高齢化社会の日本において最初は手探りで始まった介護保険の導入だが、試行錯誤のうちに訪問介護やデイサービスなど多種多様なサービスが増えて利用者も家族も便利になった。反して介護者の人手不足問題や業務負担は増す一方である。施設における介護者の拘束時間も長くなるので結果的に、利用者のお世話をする仕事は好きなのに離職してしまうケースが多いのだ。
そこで介護業界に一石を投じたのがICTである。ICTとはInformation Communication Technology の略語で情報伝達技術を意味している。介護者が利用者のお世話の他に抱えている事務処理仕事はそれこそ膨大だ。ケアマネージャー、医師、看護師、リハビリ職の作業療法士などと連携して連絡をとらなければならず、加えてその日の家族への連絡、業務日誌作成など数々の仕事をこなさなければならない。もちろんそれは訪問介護の方も例外ではない。
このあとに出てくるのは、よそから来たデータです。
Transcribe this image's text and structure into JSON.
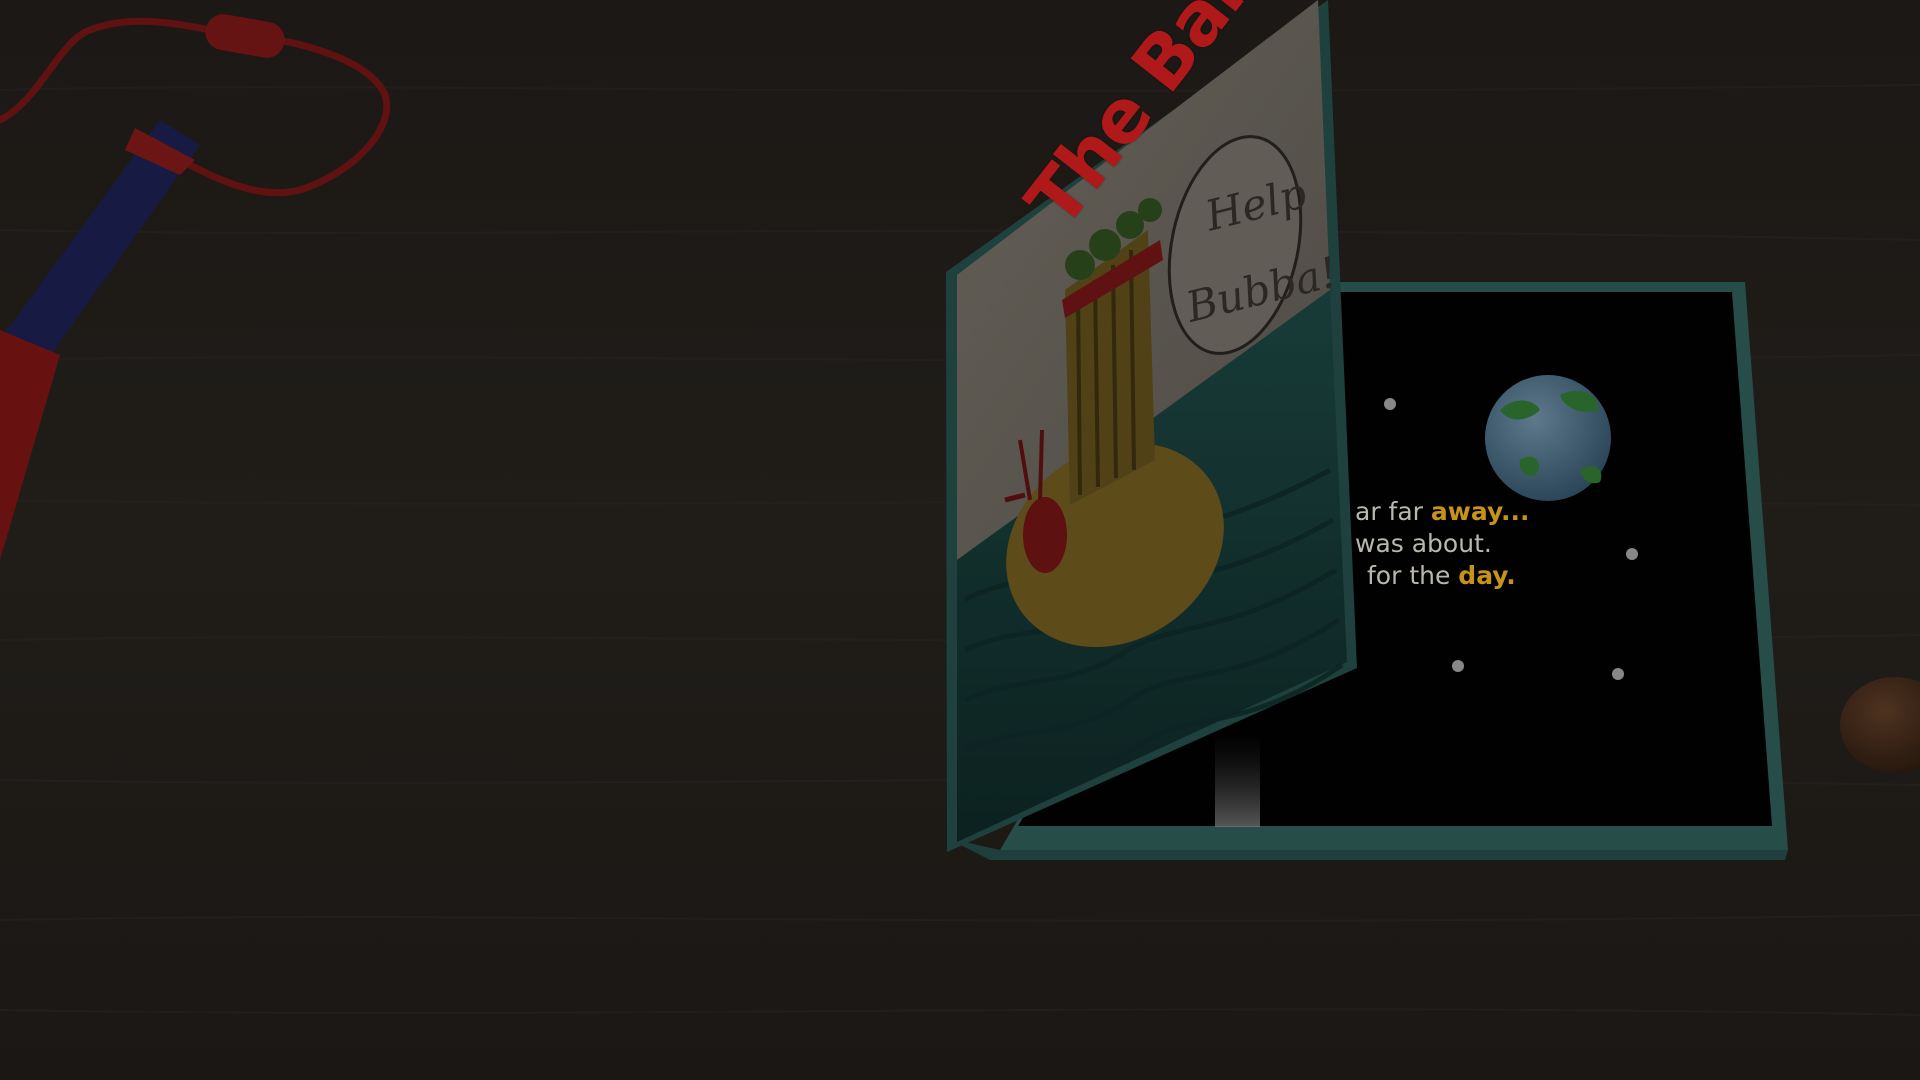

ではICTを導入した場合にどう変わるのだろうか。さきほどの訪問介護を例に見てみよう。訪問介護の場合、利用者にサービスを提供した後、事務所に戻って業務記録を記入する人も少なくない。もしICTが導入されていれば、外出先からシステム上に記録を残すことができる。基本的な人と人とのコミュニケーションは従来通りに踏襲しつつも、時代の先端をいくICTを導入しそれを使いこなせるようになれば介護者の業務の負担は明らかに軽減されるのだ。
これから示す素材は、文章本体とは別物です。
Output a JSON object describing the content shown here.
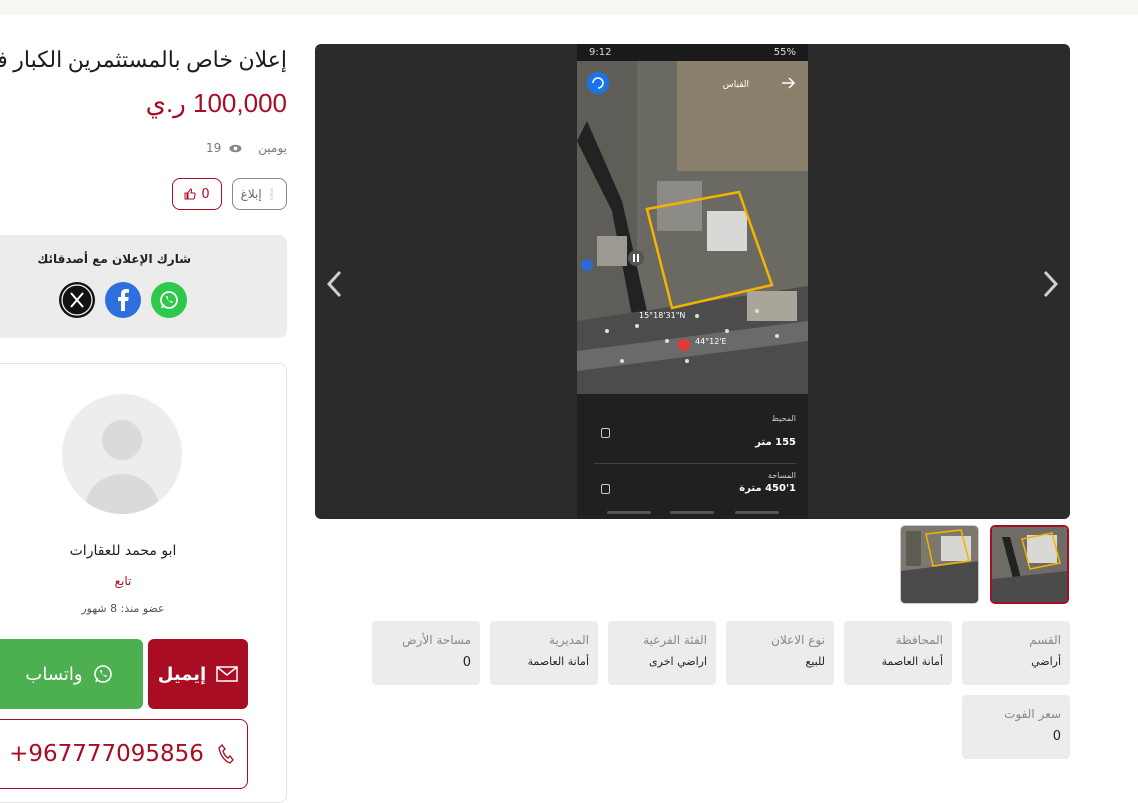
{
  "listing": {
    "title": "إعلان خاص بالمستثمرين الكبار فقط",
    "price": "100,000 ر.ي",
    "posted_ago": "يومين",
    "views": "19",
    "likes": "0",
    "report_label": "إبلاغ"
  },
  "share": {
    "title": "شارك الإعلان مع أصدقائك",
    "icons": [
      "x-icon",
      "facebook-icon",
      "whatsapp-icon"
    ]
  },
  "seller": {
    "name": "ابو محمد للعقارات",
    "follow_label": "تابع",
    "member_since": "عضو منذ: 8 شهور",
    "whatsapp_label": "واتساب",
    "email_label": "إيميل",
    "phone": "+967777095856"
  },
  "gallery": {
    "phone_status": {
      "time": "9:12",
      "battery": "55%"
    },
    "measure_header": "القياس",
    "coords": [
      "15°18'31\"N",
      "44°12'E"
    ],
    "perimeter_label": "المحيط",
    "perimeter_value": "155 متر",
    "area_label": "المساحة",
    "area_value": "1'450 مترة",
    "thumbnails": 2,
    "active_thumbnail": 1
  },
  "specs": [
    {
      "label": "القسم",
      "value": "أراضي"
    },
    {
      "label": "المحافظة",
      "value": "أمانة العاصمة"
    },
    {
      "label": "نوع الاعلان",
      "value": "للبيع"
    },
    {
      "label": "الفئة الفرعية",
      "value": "اراضي اخرى"
    },
    {
      "label": "المديرية",
      "value": "أمانة العاصمة"
    },
    {
      "label": "مساحة الأرض",
      "value": "0"
    },
    {
      "label": "سعر الفوت",
      "value": "0"
    }
  ],
  "colors": {
    "brand": "#a80d24",
    "whatsapp": "#4caf50",
    "facebook": "#2e6fe0"
  }
}
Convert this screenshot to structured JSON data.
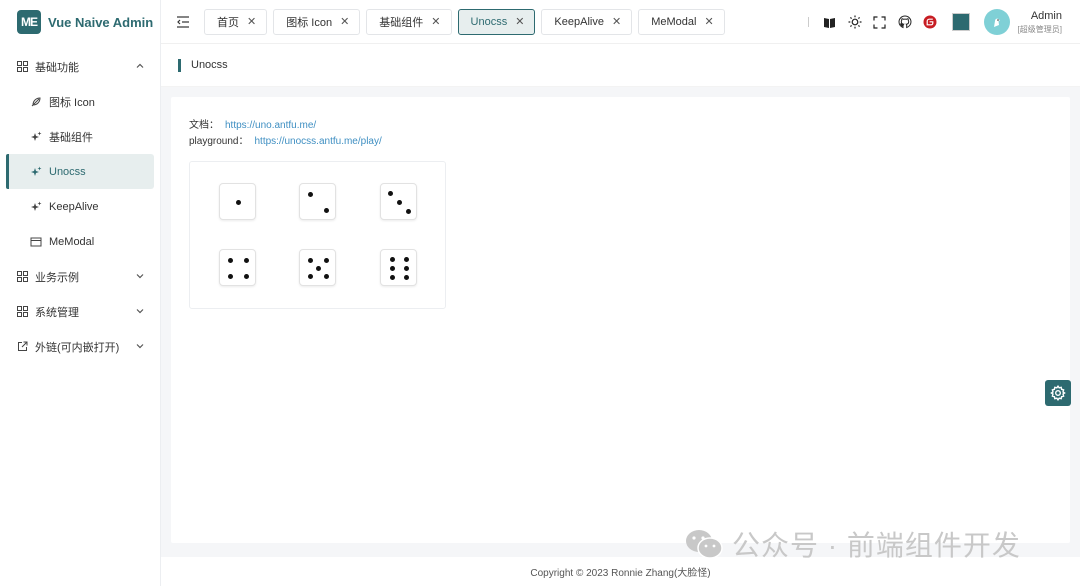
{
  "brand": {
    "logo_text": "ME",
    "title": "Vue Naive Admin"
  },
  "sidebar": {
    "items": [
      {
        "label": "基础功能",
        "icon": "grid-icon",
        "expanded": true
      },
      {
        "label": "图标 Icon",
        "icon": "feather-icon"
      },
      {
        "label": "基础组件",
        "icon": "sparkles-icon"
      },
      {
        "label": "Unocss",
        "icon": "sparkles-icon",
        "active": true
      },
      {
        "label": "KeepAlive",
        "icon": "sparkles-icon"
      },
      {
        "label": "MeModal",
        "icon": "window-icon"
      },
      {
        "label": "业务示例",
        "icon": "grid-icon"
      },
      {
        "label": "系统管理",
        "icon": "grid-icon"
      },
      {
        "label": "外链(可内嵌打开)",
        "icon": "external-link-icon"
      }
    ]
  },
  "tabs": [
    {
      "label": "首页"
    },
    {
      "label": "图标 Icon"
    },
    {
      "label": "基础组件"
    },
    {
      "label": "Unocss",
      "active": true
    },
    {
      "label": "KeepAlive"
    },
    {
      "label": "MeModal"
    }
  ],
  "tab_close_glyph": "✕",
  "user": {
    "name": "Admin",
    "role": "[超级管理员]"
  },
  "theme_color": "#2d6a70",
  "breadcrumb": {
    "title": "Unocss"
  },
  "content": {
    "docs_label": "文档：",
    "docs_link": "https://uno.antfu.me/",
    "playground_label": "playground：",
    "playground_link": "https://unocss.antfu.me/play/",
    "dice_faces": [
      1,
      2,
      3,
      4,
      5,
      6
    ]
  },
  "footer": {
    "copyright": "Copyright © 2023 Ronnie Zhang(大脸怪)"
  },
  "watermark": {
    "text": "公众号 · 前端组件开发"
  }
}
※ICTを導入することによる変化をもっと詳しく知りたい⇒http://ict-care.net
残念ながらICTにはメリットだけなくデメリットもある。導入の費用だ。ICTの導入にはどうしてもそれなりのお金が必要になる。だがそれさえどうにかできればICT導入は介護者の質の向上にもつながり、より良いサービスの提供につながるだろう。